Doctors have known the disease is caused by an autoimmune attack on the pancreas, but the exact trigger of the attack has been unclear. Now, a new study in mice implicates the immune signal interferon-alpha as an early culprit in a chain of events that upend sugar metabolism and make patients dependent on lifelong insulin injections.
"We never considered that interferon-alpha could be a major player in early type-1 diabetes," said Qing Li, MD, PhD, a postdoctoral scholar in microbiology and immunology who was the primary author of a paper describing the new result. The study is published in today's issue of Proceedings of the National Academy of Sciences. "This was a pretty surprising finding."
Interferon-alpha normally helps the body fight viruses. Synthetic interferon-alpha is injected as a drug for treating hepatitis C and some forms of cancer, Li noted.
"Everybody's been wondering what process initiates type-1 diabetes," said Hugh McDevitt, MD, professor of microbiology and immunology and the study's senior author.

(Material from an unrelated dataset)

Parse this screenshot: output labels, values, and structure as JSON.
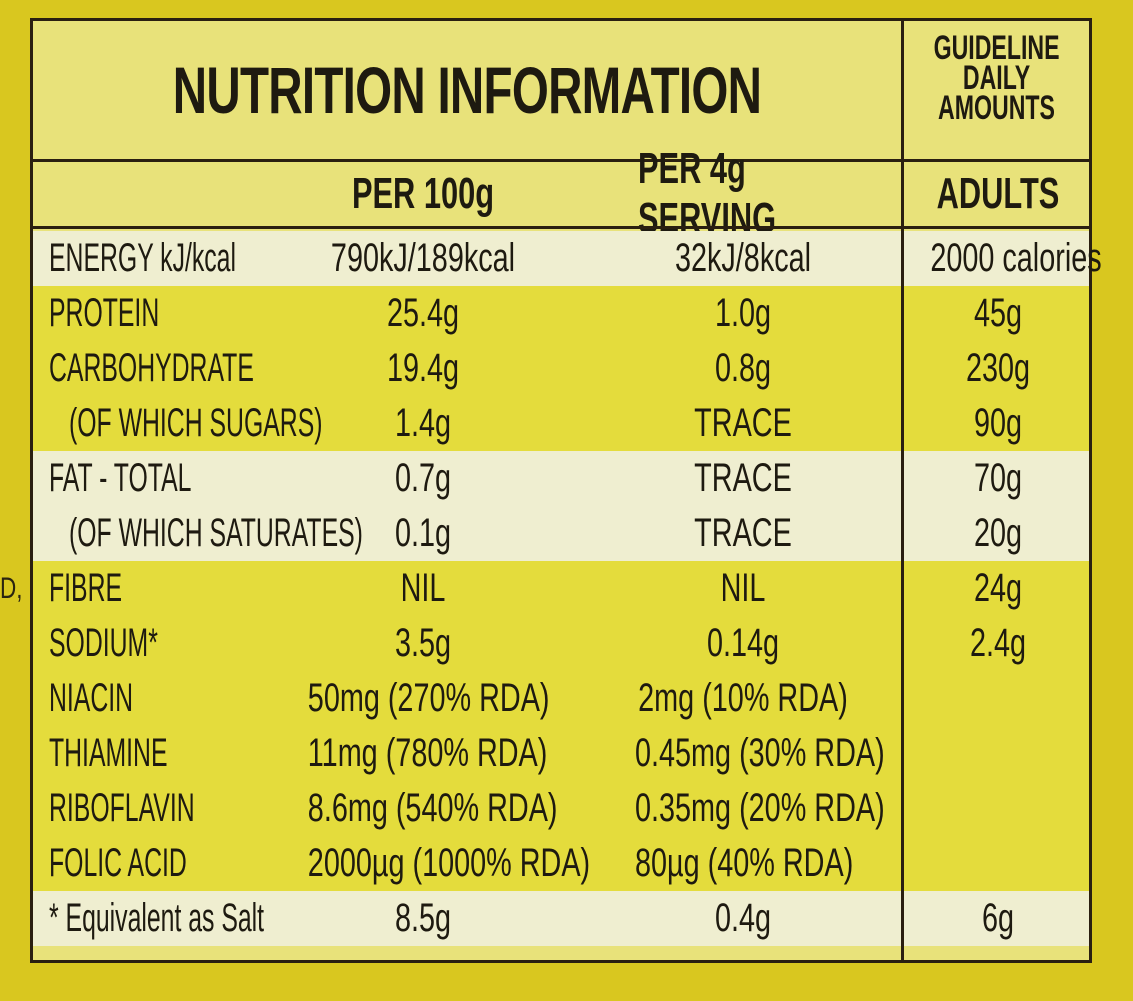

Type-1 diabetes is caused by complete deficiency of insulin, a hormone that helps the body store and burn sugar. About 1 million Americans have the disease, also known as juvenile diabetes because it tends to be diagnosed in children and young adults, for which there is no effective prevention or cure. Diabetes is a leading cause of heart disease, blindness, limb amputations and kidney failure.
The early pathology of type-1 diabetes is hard to study in humans, McDevitt said, because it's almost impossible to predict who will get the disease and when it will develop. Scientists have relied on animal models, such as diabetic mice, because they predictably develop high blood sugar and other features of the human disease.